When you lease equipment, do not own it. Rather, your organization is renting the equipment for a monthly payment. Usually, once you reach the end of your lease, you can choose to purchase the equipment, renew your lease for another term, or return the equipment to the organization you are working with. This approach is beneficial for the equipment you will only need for a short time, use infrequently, or needs to be upgraded or replaced frequently. However, since you do not own the equipment, you would be unable to use it as an asset for financing purposes.
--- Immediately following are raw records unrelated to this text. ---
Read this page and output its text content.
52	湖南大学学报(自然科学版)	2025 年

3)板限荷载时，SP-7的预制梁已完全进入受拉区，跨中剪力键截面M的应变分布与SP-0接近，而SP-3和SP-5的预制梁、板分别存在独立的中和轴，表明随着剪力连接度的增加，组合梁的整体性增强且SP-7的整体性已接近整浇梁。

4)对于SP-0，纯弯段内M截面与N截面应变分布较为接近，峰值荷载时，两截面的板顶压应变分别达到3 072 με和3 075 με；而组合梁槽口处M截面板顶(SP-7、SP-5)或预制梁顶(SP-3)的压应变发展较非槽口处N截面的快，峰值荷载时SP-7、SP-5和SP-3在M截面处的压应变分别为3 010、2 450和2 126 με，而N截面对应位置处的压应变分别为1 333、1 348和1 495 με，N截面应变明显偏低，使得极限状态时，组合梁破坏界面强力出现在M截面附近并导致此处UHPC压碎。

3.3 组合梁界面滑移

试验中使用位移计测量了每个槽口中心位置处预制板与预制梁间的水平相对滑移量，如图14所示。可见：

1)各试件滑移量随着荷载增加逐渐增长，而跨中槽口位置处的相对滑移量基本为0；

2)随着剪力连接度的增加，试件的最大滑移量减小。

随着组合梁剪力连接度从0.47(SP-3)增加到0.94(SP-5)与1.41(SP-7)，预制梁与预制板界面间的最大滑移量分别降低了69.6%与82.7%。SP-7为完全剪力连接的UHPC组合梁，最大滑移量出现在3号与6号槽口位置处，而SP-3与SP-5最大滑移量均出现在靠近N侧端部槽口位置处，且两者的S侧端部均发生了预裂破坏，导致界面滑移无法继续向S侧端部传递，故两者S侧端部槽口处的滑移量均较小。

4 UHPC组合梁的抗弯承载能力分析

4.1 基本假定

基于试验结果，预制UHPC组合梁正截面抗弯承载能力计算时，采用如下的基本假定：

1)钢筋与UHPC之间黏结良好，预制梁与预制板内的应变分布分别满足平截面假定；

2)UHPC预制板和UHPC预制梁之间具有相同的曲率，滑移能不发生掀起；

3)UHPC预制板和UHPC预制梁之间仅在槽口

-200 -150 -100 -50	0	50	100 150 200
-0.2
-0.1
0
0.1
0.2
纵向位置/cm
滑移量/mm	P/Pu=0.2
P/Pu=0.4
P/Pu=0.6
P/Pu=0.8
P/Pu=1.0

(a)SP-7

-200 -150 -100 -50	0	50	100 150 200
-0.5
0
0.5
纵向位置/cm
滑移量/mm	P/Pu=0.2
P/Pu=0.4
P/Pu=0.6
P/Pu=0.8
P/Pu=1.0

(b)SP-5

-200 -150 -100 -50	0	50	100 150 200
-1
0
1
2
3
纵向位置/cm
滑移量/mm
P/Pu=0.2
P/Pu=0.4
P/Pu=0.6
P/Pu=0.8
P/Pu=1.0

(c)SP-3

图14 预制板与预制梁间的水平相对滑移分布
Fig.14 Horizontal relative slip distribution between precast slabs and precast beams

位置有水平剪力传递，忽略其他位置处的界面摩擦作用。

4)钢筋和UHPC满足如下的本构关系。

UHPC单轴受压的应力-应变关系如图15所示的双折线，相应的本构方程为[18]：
In equipment financing, your business would get a loan or some other financing to purchase the equipment. Usually, you do not own the equipment until the loan is repaid in full. However, this can be a valuable option if you would use the equipment frequently or over a long period of time. The cost of the equipment would be a useful investment for your operations. The terms of financing would depend on the financial institution or the company selling the equipment. Some equipment vendors have financing options available, while others would require that you go through a bank for the loan.
Whether you need equipment for basic operations or want to expand into a new area, deciding between equipment leasing and financing is an important step. Once you know the differences between the two paths, you can match your budget and needs with the right solution to get the equipment you need.